Die Informationen ändern sich derzeit fast täglich. Bei Fragen empfehlen wir ein individuelles Beratungsgespräch.​

Kurzarbeitergeld

Welche Erhöhungen wurden am 22. April beschlossen?

  • Das Kurzarbeitergeld wird erhöht, und zwar abhängig von der Dauer der Kurzarbeit. Bisher zahlt die Bundesagentur für Arbeit bei Kurzarbeit 60 Prozent und für Eltern 67 Prozent des Lohnausfalls.
  • Ab dem vierten Monat des Bezugs soll das Kurzarbeitergeld für kinderlose Beschäftigte, die derzeit um mindestens 50 Prozent weniger arbeiten, auf 70 Prozent und ab dem siebten Monat des Bezugs auf 80 Prozent des Lohnausfalls erhöht werden.
  • Bei Beschäftigten mit Kindern, die derzeit um mindestens 50 Prozent weniger arbeiten, beläuft sich die Erhöhung ab dem vierten Monat des Bezugs auf 77 Prozent und ab dem siebten Monat des Bezugs auf 87 Prozent.
  • Diese Erhöhungen gelten maximal bis 31. Dezember 2020.

Abmilderung der zusätzlichen Belastungen durch die Corona-Krise für Arbeitnehmer

Arbeitgeber können ihren Arbeitnehmern in der Zeit vom 01. März bis zum 31. Dezember 2020 aufgrund der Corona-Krise Beihilfen und Unterstützungen bis zu einem Betrag von 1.500 Euro nach § 3 Nummer 11 EstG steuerfrei in Form von Zuschüssen und Sachbezügen gewähren. Die steuerfreien Zuschüsse sind im Lohnkonto aufzuzeichnen.

Absenkung der Umsatzsteuer von 19% auf 7% in der Gastronomie und Hotellerie

Der langjährige Einsatz hat sich gelohnt: Der Koalitionsausschuss auf Bundesebene hat die Absenkung der Mehrwertsteuer für Speisen in Restaurants von 19 auf 7 Prozent vereinbart. (Gilt nur vom 01.07.2020 bis zum 30.06.2021)

Verlustverrechnung

Zu erwartende Verluste 2020 können für die Herabsetzung der Einkommen- bzw. Körperschaftsteuervorauszahlungen 2019 genutzt werden.

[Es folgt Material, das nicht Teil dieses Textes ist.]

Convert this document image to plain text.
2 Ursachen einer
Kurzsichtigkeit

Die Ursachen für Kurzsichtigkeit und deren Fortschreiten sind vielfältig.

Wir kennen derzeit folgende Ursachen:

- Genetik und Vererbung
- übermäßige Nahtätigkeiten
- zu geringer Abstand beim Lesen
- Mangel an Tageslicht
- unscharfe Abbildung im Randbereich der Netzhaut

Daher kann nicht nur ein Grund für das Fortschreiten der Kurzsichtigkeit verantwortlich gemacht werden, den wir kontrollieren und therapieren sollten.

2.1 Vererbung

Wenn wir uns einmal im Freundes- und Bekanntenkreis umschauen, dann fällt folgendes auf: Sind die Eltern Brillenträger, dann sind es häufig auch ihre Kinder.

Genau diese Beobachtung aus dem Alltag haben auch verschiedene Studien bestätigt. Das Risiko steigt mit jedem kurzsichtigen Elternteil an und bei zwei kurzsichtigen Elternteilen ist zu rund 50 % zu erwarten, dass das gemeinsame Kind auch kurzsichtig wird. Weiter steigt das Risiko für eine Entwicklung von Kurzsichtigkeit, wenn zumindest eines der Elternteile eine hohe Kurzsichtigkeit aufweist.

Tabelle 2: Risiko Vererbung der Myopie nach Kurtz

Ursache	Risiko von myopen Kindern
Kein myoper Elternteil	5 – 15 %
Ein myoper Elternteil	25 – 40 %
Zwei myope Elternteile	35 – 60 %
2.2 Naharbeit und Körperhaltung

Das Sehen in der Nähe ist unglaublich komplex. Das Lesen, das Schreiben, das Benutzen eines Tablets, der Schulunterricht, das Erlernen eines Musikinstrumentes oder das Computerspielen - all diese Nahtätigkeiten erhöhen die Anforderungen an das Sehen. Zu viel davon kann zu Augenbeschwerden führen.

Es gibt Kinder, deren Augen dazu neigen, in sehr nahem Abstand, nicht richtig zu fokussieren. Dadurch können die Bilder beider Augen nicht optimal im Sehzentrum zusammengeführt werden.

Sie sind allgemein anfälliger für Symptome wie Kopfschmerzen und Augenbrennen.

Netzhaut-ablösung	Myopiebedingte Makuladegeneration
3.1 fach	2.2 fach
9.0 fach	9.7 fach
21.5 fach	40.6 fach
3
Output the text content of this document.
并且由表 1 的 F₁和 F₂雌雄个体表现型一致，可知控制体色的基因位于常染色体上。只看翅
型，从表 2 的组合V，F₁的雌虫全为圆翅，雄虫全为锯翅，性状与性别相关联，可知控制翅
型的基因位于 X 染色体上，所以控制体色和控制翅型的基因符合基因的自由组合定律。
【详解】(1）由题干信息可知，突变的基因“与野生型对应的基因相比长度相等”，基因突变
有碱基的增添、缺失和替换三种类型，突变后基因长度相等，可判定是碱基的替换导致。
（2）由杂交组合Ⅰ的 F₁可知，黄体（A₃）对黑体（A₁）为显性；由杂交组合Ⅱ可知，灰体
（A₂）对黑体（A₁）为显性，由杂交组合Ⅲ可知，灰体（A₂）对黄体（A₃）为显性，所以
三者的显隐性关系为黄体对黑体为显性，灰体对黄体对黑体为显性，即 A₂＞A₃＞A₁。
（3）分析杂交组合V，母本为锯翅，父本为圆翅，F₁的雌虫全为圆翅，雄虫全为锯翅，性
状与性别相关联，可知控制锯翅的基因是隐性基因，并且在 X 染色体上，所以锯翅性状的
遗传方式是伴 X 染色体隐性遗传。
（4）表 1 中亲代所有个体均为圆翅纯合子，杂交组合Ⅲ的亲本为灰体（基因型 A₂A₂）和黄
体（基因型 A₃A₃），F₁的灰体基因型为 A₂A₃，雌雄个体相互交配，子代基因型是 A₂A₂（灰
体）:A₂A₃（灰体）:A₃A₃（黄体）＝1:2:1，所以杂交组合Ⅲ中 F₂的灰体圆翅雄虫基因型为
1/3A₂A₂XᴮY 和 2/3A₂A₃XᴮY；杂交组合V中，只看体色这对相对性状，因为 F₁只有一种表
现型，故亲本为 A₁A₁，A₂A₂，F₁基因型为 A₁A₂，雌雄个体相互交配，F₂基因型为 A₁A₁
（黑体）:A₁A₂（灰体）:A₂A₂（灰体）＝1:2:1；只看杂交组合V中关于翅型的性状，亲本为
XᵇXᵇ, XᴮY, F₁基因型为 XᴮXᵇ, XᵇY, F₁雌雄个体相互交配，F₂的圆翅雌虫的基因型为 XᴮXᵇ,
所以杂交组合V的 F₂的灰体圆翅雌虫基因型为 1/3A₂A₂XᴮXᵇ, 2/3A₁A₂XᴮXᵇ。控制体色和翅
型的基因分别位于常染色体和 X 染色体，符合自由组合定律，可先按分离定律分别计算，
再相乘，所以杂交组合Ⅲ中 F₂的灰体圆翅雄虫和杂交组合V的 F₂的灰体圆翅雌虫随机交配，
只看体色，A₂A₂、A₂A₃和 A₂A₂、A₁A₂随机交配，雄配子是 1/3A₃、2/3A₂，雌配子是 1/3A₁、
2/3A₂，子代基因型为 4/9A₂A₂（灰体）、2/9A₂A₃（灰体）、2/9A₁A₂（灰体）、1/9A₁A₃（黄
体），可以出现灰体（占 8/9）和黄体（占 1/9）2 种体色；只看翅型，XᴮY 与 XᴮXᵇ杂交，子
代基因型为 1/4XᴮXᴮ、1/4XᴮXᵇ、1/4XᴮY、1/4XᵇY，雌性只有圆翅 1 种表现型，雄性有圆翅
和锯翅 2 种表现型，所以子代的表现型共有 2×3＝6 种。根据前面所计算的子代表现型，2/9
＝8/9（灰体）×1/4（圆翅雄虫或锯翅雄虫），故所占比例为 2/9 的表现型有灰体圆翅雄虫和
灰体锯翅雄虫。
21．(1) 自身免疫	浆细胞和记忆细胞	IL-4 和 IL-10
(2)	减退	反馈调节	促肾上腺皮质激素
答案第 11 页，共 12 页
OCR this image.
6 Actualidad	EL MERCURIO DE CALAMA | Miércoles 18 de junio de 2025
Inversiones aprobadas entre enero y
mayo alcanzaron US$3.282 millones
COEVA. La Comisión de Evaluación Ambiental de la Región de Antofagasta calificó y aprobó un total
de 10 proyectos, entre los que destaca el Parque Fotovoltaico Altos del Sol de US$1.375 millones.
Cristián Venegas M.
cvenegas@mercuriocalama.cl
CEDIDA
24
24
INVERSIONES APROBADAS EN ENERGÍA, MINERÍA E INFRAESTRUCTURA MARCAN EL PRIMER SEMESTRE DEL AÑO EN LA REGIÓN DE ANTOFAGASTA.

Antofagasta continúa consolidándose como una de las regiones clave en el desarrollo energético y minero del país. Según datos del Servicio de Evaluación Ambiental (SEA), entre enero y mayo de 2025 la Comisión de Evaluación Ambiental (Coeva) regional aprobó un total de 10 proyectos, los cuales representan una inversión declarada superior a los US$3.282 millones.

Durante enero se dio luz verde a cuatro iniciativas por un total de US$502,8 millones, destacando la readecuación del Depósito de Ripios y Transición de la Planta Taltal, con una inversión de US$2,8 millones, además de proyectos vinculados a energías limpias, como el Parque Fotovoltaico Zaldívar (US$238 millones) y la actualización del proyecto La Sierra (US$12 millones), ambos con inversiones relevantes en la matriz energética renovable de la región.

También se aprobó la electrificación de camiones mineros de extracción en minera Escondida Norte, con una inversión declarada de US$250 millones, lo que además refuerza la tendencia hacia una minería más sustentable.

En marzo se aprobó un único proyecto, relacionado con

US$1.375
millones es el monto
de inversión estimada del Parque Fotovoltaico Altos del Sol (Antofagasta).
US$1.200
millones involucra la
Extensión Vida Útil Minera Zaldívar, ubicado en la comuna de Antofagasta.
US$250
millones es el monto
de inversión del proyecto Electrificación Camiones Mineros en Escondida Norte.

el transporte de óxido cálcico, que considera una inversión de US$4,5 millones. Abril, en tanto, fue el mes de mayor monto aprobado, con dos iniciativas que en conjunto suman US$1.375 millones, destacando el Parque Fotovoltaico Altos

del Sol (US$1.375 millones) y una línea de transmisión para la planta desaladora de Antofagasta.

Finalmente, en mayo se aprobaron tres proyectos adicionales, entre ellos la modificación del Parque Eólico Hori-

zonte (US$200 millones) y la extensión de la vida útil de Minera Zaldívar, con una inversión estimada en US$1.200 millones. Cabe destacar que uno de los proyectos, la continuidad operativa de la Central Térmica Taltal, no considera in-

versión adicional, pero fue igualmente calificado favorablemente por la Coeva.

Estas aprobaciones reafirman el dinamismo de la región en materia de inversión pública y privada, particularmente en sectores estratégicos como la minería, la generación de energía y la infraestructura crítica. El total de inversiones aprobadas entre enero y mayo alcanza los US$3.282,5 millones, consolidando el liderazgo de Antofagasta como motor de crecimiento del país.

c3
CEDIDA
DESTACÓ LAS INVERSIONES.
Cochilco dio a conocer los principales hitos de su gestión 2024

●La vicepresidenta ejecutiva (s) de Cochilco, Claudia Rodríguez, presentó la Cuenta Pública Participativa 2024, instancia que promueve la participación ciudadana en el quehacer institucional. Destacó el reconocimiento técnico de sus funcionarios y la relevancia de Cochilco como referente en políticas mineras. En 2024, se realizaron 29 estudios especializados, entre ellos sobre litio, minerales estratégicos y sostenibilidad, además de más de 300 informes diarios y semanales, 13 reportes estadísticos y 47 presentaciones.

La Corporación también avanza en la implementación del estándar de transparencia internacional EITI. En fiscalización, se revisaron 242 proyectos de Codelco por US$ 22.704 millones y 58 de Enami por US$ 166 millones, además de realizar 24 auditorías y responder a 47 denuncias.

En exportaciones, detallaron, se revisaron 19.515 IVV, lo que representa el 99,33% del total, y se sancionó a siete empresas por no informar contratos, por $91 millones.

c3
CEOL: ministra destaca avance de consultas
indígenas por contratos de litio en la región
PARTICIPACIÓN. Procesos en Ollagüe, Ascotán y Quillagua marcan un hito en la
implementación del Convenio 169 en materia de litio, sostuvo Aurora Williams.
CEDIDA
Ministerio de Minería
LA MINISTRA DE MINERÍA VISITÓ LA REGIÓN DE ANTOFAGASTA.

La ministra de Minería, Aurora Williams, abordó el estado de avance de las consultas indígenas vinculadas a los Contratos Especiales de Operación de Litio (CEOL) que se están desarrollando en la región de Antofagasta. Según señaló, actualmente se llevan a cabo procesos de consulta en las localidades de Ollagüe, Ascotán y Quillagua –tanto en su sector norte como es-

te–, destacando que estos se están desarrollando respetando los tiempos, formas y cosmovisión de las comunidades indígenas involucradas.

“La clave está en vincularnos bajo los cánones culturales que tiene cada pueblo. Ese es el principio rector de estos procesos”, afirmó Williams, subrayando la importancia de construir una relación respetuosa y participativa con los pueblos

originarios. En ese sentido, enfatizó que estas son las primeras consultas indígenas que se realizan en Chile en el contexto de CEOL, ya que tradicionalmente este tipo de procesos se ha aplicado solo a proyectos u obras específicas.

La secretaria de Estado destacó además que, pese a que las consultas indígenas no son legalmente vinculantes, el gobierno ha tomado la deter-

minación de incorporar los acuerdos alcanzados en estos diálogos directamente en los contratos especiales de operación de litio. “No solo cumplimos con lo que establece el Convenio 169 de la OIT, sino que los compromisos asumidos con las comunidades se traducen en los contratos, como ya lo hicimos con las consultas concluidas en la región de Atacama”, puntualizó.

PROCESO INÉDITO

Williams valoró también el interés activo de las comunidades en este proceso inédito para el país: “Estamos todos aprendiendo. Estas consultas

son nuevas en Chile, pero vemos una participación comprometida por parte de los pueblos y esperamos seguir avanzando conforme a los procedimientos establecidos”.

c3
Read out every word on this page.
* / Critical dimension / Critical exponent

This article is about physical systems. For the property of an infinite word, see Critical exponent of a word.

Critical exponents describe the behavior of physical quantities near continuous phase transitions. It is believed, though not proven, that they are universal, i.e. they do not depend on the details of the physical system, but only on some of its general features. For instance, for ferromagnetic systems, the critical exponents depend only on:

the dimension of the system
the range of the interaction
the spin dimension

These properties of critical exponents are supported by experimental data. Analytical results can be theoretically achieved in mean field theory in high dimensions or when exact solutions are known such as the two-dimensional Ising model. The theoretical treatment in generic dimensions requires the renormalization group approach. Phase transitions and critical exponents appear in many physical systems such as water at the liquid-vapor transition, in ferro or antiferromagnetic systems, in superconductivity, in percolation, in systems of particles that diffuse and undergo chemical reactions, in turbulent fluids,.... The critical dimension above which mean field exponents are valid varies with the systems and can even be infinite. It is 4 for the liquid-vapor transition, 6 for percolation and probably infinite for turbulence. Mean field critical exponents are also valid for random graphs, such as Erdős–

Seit der Coronakrise häufen sich die Rufe nach einem starken Staat. Doch diese Art der Rettungspolitik bringt auch Fehlentwicklungen und Belastungen mit sich. Zuschüsse, Hilfskredite, stille Beteiligungen, Kurzarbeitergeld usw: Kein anderes Industrieland greift seiner Wirtschaft mit so großen Summen unter die Arme wie Deutschland. Nach vorsichtiger Schätzung sind es derzeit 1,2 Billionen die aufgeboten werden. Die Bedeutung und der Machtzuwachs der Politik ist einmalig. Ich mache mir Sorgen, ob es uns gelingt, zur wirtschaftspolitischen Normalität zurückzukehren. Die Maßnahmen zum Schutz der Gesundheit sind nachvollziehbar. Aber jeder der das Hilfsprogramm in Anspruch, nimmt muss sich die Frage stellen: Erfülle ich damit den Kern des Rettungsschirmes oder nehme ich es einfach mal in Anspruch? Welche Nebenwirkungen haben die milliardenschweren Rettungsprogramme? Jeder ist aufgerufen verantwortungsbewusst mit den Maßnahmen umzugehen. Der Staat ist k e i n Unternehmer, das sind SIE mit Ihrem Unternehmen, unabhängig davon, in welcher Branche Sie tätig sind. Unabhängig davon, was andere machen! Keiner muss sich wundern, wenn in Kürze die Finanzierung des Rettungsschirmes über Bundes-, Länder- und Gemeindesteuern eingeführt wird. Ich poche auf „Maß halten“ und nicht „mitnehmen was geht“!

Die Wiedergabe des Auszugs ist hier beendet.